Black out the bedroom… No but really, actually black it out.
This was something that took me forever to do and I have no idea why. I just always thought it was dark enough in Mila’s room. I was so wrong. Sooooo wrong. Between the hours of 4am and 6am, a babies sleep drive is really low. Even the tiniest bit of light creeping in can cause babies to wake up, and what does light do? It stimulates the brain, and therefore makes it really hard for our little love-bugs to get back to sleep (even if they have the ability to self soothe!). If you have a relatively good sleeper, but they keep waking up at 5am, or even if you don’t have a good sleeper, check the light in the bedroom and make sure you completely black it out - even for day-time naps. You can buy window film like this, I also cover the bottom of doors with towels or blankets to prevent light streaking in from there too. Yes — go to these lengths, and see if that helps! To test if the room is blacked out enough: wave your hand in front of your face, can you see it? If so, it’s too light.
Day-Time Naps
Make sure your baby is having the right amount of day-time naps for their age. Day-time naps have a HUGE affect on how a baby will sleep through the night.
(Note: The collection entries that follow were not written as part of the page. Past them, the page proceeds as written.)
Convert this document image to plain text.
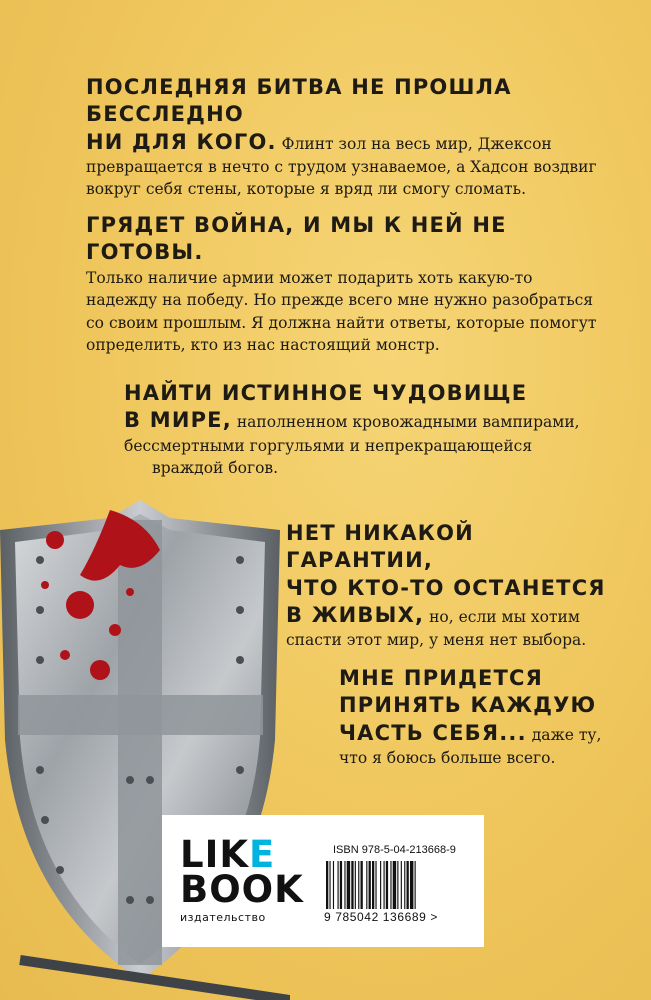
ПОСЛЕДНЯЯ БИТВА НЕ ПРОШЛА БЕССЛЕДНО
НИ ДЛЯ КОГО. Флинт зол на весь мир, Джексон
превращается в нечто с трудом узнаваемое, а Хадсон воздвиг
вокруг себя стены, которые я вряд ли смогу сломать.
ГРЯДЕТ ВОЙНА, И МЫ К НЕЙ НЕ ГОТОВЫ.
Только наличие армии может подарить хоть какую-то
надежду на победу. Но прежде всего мне нужно разобраться
со своим прошлым. Я должна найти ответы, которые помогут
определить, кто из нас настоящий монстр.
НАЙТИ ИСТИННОЕ ЧУДОВИЩЕ
В МИРЕ, наполненном кровожадными вампирами,
бессмертными горгульями и непрекращающейся

враждой богов.
НЕТ НИКАКОЙ ГАРАНТИИ,
ЧТО КТО-ТО ОСТАНЕТСЯ
В ЖИВЫХ, но, если мы хотим
спасти этот мир, у меня нет выбора.
МНЕ ПРИДЕТСЯ
ПРИНЯТЬ КАЖДУЮ
ЧАСТЬ СЕБЯ... даже ту,
что я боюсь больше всего.
LIKE
BOOK
издательство
ISBN 978-5-04-213668-9
9 785042 136689 >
Check this out if you are unsure whether your baby is getting the right amount of day time sleep and change it accordingly if you need to.
Bed-Time Routine
Be consistent with your bed-time routine. Bath, book, bottle, bed. Do the same thing every single night — it might seem boring to you, but babies thrive off routine. It allows them to understand what is coming next, they will know as soon as they are reading that book that it is time for bed. It also helps them to wind-down.